Autre paradoxe du Cœur de Jésus : c’est dans cet organe, bien humain, petit et limité que se révèle «  l’insondable richesse du Christ », « les multiples aspects de la Sagesse de Dieu » évoqués par saint Paul. C’est dans cet organe, symbole biblique de toute la personne que se cache « la plénitude de Dieu. » Inutile de penser accéder à Dieu par une méditation sur l’infini ou sur le vide. Piège encore que de croire atteindre Dieu par des élévations gnostiques. Non c’est en osant regarder dans la plaie d’un homme crucifié que nous est donné la lumière spirituelle pour « comprendre quelle est la largeur, la longueur, la hauteur, la profondeur… », pour connaître « ce qui surpasse toute connaissance : l’amour du Christ. » L’infini se découvre dans le fini, la richesse dans la pauvreté, le grandiose dans le difforme.
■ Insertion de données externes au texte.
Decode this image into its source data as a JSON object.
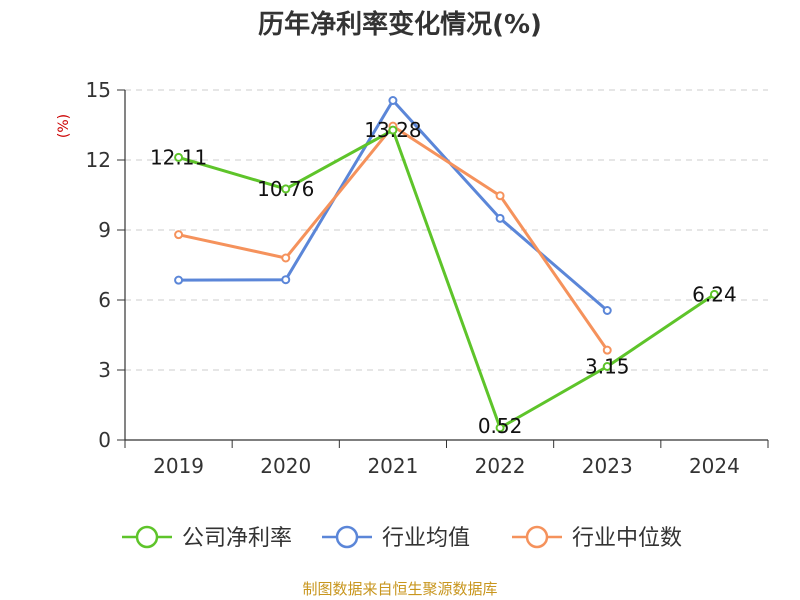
{
  "chart_data": {
    "type": "line",
    "title": "历年净利率变化情况(%)",
    "ylabel": "(%)",
    "xlabel": "",
    "categories": [
      "2019",
      "2020",
      "2021",
      "2022",
      "2023",
      "2024"
    ],
    "yticks": [
      "0",
      "3",
      "6",
      "9",
      "12",
      "15"
    ],
    "ylim": [
      0,
      15
    ],
    "grid": true,
    "legend_position": "bottom",
    "series": [
      {
        "name": "公司净利率",
        "color": "#5ec42a",
        "values": [
          12.11,
          10.76,
          13.28,
          0.52,
          3.15,
          6.24
        ],
        "labels": [
          "12.11",
          "10.76",
          "13.28",
          "0.52",
          "3.15",
          "6.24"
        ]
      },
      {
        "name": "行业均值",
        "color": "#5b86d8",
        "values": [
          6.85,
          6.87,
          14.55,
          9.5,
          5.55,
          null
        ],
        "labels": []
      },
      {
        "name": "行业中位数",
        "color": "#f5925c",
        "values": [
          8.8,
          7.8,
          13.45,
          10.47,
          3.85,
          null
        ],
        "labels": []
      }
    ]
  },
  "footer": {
    "source": "制图数据来自恒生聚源数据库"
  }
}
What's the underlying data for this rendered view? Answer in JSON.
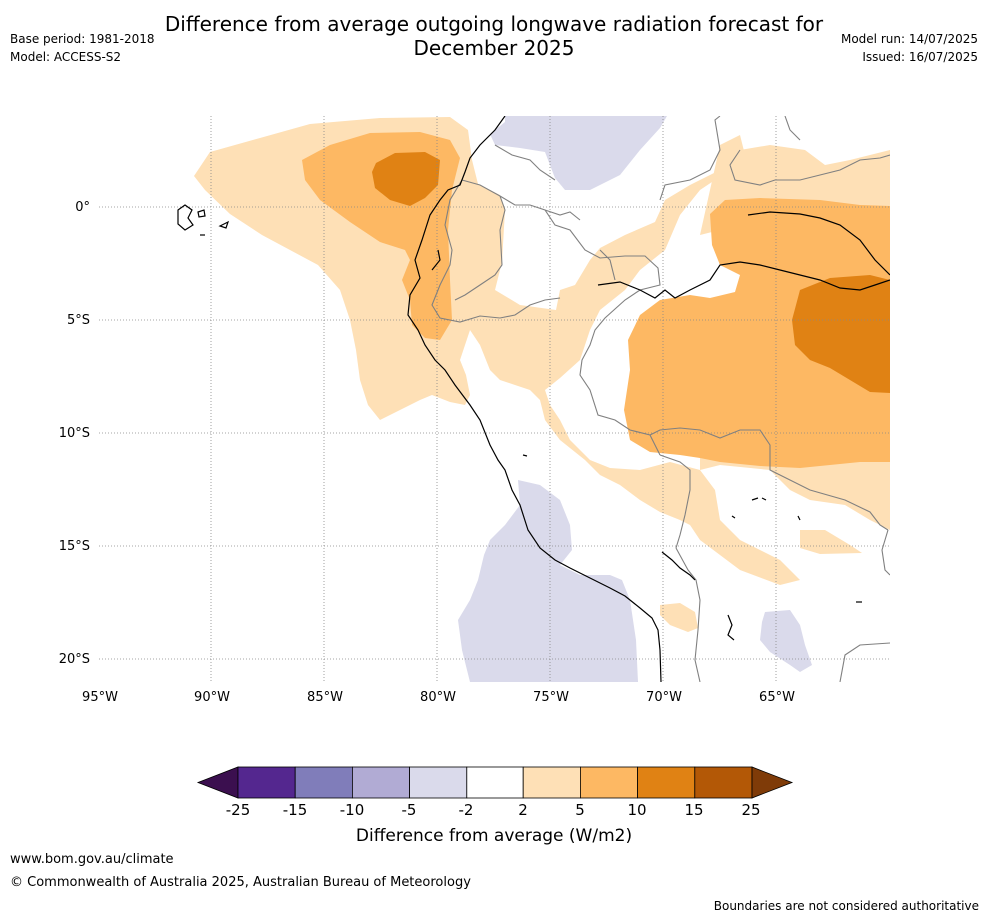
{
  "header": {
    "title_line1": "Difference from average outgoing longwave radiation forecast for",
    "title_line2": "December 2025",
    "base_period": "Base period: 1981-2018",
    "model": "Model: ACCESS-S2",
    "model_run": "Model run: 14/07/2025",
    "issued": "Issued: 16/07/2025"
  },
  "map": {
    "lat_labels": [
      "0°",
      "5°S",
      "10°S",
      "15°S",
      "20°S"
    ],
    "lon_labels": [
      "95°W",
      "90°W",
      "85°W",
      "80°W",
      "75°W",
      "70°W",
      "65°W"
    ]
  },
  "legend": {
    "ticks": [
      "-25",
      "-15",
      "-10",
      "-5",
      "-2",
      "2",
      "5",
      "10",
      "15",
      "25"
    ],
    "colors": [
      "#3b0f4f",
      "#54278f",
      "#807dba",
      "#b1abd4",
      "#dadaeb",
      "#ffffff",
      "#fee0b6",
      "#fdb863",
      "#e08214",
      "#b35806",
      "#7f3b08"
    ],
    "title": "Difference from average (W/m2)"
  },
  "footer": {
    "url": "www.bom.gov.au/climate",
    "copyright": "© Commonwealth of Australia 2025, Australian Bureau of Meteorology",
    "disclaimer": "Boundaries are not considered authoritative"
  }
}
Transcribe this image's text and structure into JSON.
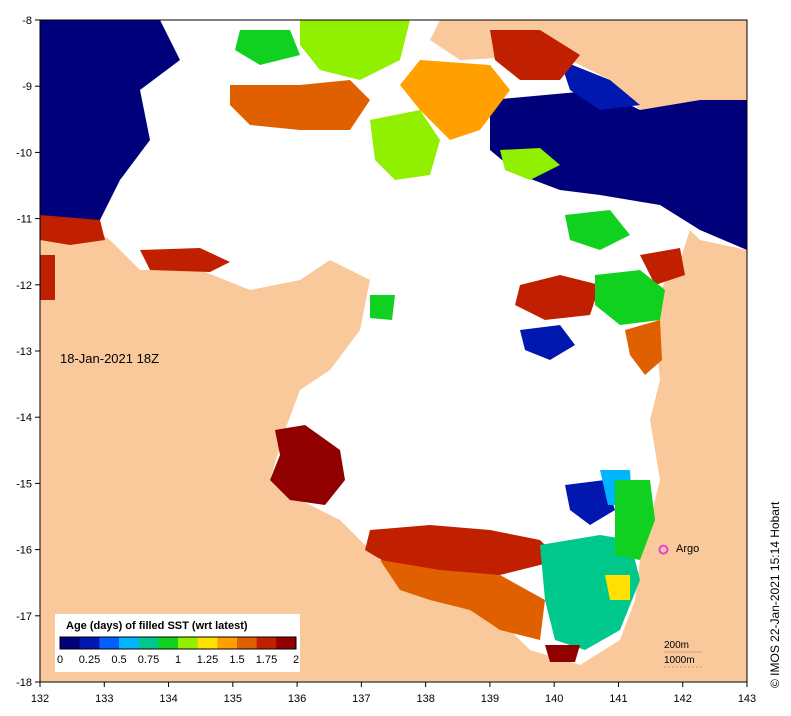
{
  "map": {
    "date_label": "18-Jan-2021 18Z",
    "colorbar": {
      "title": "Age (days) of filled SST (wrt latest)",
      "ticks": [
        "0",
        "0.25",
        "0.5",
        "0.75",
        "1",
        "1.25",
        "1.5",
        "1.75",
        "2"
      ],
      "colors": [
        "#00007a",
        "#0018b0",
        "#0060ff",
        "#00b4ff",
        "#00c88c",
        "#10d020",
        "#90f000",
        "#ffe000",
        "#ffa000",
        "#e06000",
        "#c02000",
        "#900000"
      ]
    },
    "x_ticks": [
      "132",
      "133",
      "134",
      "135",
      "136",
      "137",
      "138",
      "139",
      "140",
      "141",
      "142",
      "143"
    ],
    "y_ticks": [
      "-8",
      "-9",
      "-10",
      "-11",
      "-12",
      "-13",
      "-14",
      "-15",
      "-16",
      "-17",
      "-18"
    ],
    "argo": {
      "label": "Argo",
      "lon": 141.7,
      "lat": -16.0,
      "color": "#e040e0"
    },
    "contour_labels": [
      "200m",
      "1000m"
    ],
    "credit": "© IMOS 22-Jan-2021 15:14 Hobart",
    "land_color": "#f9c99c",
    "missing_color": "#ffffff"
  }
}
La fête du Sacré Cœur est donc le cadeau de Dieu aux amis de Jésus, à ceux qui sont petits, doux et humbles de cœur comme lui. Elle cache Dieu aux savants qui méprisent ses représentations trop humaines, certes pas toujours très inspirées. Mais à ceux qui s’efforcent de devenir les amis de Jésus, il est donné d’entrer dans le paradoxe humano-divin du Christ, vrai Dieu et vrai Homme. Ce n’est qu’en Lui, que dans sa Personne que tous les paradoxes s’accordent et dévoilent l’intimité du Père, dans la lumière de l’Esprit. Pourtant être un petit pour entrer dans le mystère paradoxal du Cœur de Jésus ne veut pas dire mettre son intelligence en ‘stand-by’ : c’est bien le grand théologien, saint Paul, qui se dit dans la 2e lecture « moi qui suis vraiment le plus petit de tous les fidèles  ». La petitesse dont il s’agit est l’humilité de savoir que Dieu ne nous doit rien et que tous ses dons ne sont que pure miséricorde face à notre mesquinerie : voilà l’attitude juste qui perce le mystère et y fait pénétrer.
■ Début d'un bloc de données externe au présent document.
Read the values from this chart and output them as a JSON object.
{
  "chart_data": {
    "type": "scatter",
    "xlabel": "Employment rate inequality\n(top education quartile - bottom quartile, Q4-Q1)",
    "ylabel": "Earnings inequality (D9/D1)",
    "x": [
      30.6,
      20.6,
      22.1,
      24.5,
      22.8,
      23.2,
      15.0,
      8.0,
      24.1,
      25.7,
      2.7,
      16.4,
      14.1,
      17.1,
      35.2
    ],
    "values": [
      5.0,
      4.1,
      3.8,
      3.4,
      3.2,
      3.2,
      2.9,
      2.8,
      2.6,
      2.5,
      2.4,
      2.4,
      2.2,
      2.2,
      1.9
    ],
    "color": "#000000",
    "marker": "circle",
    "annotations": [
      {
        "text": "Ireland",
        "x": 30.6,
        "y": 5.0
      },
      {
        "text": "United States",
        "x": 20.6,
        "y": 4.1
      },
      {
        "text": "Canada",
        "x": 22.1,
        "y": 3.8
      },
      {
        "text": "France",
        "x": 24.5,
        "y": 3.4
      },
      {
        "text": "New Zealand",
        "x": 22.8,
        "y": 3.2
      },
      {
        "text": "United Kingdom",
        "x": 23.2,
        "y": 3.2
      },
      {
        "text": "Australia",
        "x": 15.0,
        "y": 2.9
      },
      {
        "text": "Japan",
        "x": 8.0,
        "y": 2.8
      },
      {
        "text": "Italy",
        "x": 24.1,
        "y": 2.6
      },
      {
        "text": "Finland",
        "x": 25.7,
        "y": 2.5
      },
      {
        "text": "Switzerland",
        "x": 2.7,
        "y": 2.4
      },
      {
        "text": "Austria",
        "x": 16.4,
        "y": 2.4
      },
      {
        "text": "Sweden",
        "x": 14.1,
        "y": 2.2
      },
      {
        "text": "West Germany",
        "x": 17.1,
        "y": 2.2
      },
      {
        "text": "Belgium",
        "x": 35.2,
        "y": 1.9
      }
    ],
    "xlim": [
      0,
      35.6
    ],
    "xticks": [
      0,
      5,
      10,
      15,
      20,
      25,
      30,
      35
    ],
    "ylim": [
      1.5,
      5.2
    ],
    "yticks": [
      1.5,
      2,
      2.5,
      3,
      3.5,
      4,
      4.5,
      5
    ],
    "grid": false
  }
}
Aussi frères et sœurs, faisons-nous petits en ce jour. Approchons-nous intérieurement avec audace et simplicité de cette foule des humbles : contemplons avec amour et gratitude le Cœur de Jésus afin que son amour passe en nous et « que le Christ habite en nos cœurs » à jamais. Alors le mystère du Cœur de Jésus deviendra aussi le nôtre. Amen.